The elements of the story are quite interesting, although they sadly never come together into a whole that is particularly satisfying or effective. There are moments of brilliance throughout, which is why it is so disappointing that the movie as a whole isn’t better. Reygadas should have explored a few of the subplots with a greater level of detail and intricacy rather than having multiple tangents that are left open.
You would think that the relationship between husband and wife Esther and Juan would take center stage, but the film focuses mostly on their individual lives. Even though the love triangle is heavily-trodden ground by this point, Reygadas is obviously a talented enough filmmaker for that archetype to be compelling. Eventually, this does become the major conflict in the movie, but not until we explore multiple other narrative threads first.
One of the biggest problems with this film is that it is far too long. The movie clocks in at a daunting two hours and fifty-seven minutes. There really is no reason for a movie like this to be that long. The story is thin and spread out, with the focus instead on the emotions and themes which could have been conveyed just as easily in two hours. Thankfully, the film isn’t boring, so it isn’t painful to sit through that long of a movie, but it doesn’t exactly earn its runtime either.
The main reason that the film is mostly compelling is Reygadas’s excellent character work. The two leads are very compelling and balanced quite well. These characters aren’t particularly good people, but Reygadas is nonetheless able to make them somewhat likable because he paints them as humans rather than monsters because of their flaws.

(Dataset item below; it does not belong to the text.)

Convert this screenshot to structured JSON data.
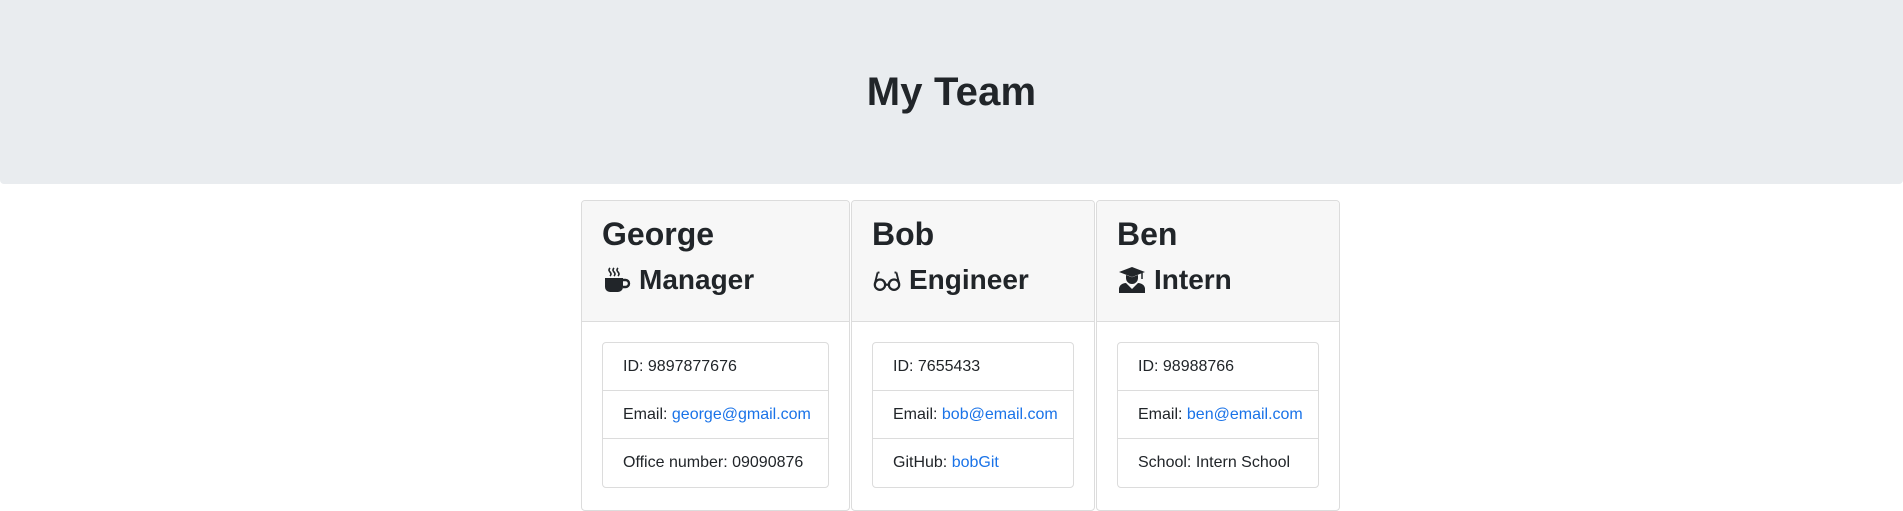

Reygadas and Natalia López have very natural chemistry together, and it’s no wonder because the two are married in real life. It is pretty surprising that they decided to work opposite each other in a movie about a failing marriage, but they pull off the dynamic quite convincingly. López does a particularly good job, perhaps because her scenes are the most emotional.
The film also looks absolutely phenomenal. The cinematography is beautiful, making wonderful use of the Mexican countryside and the natural light of the sun. Some of the scenes set on the ranch are shot so well that you may find yourself distracted from the story by the beauty of what you see on screen.
Our Time does feel a bit pretentious and overly long at times, but it is still interesting and well-shot enough to be worth watching. That said, this is certainly aimed more at art house crowds than mainstream audiences.
Our Time is now playing in theaters.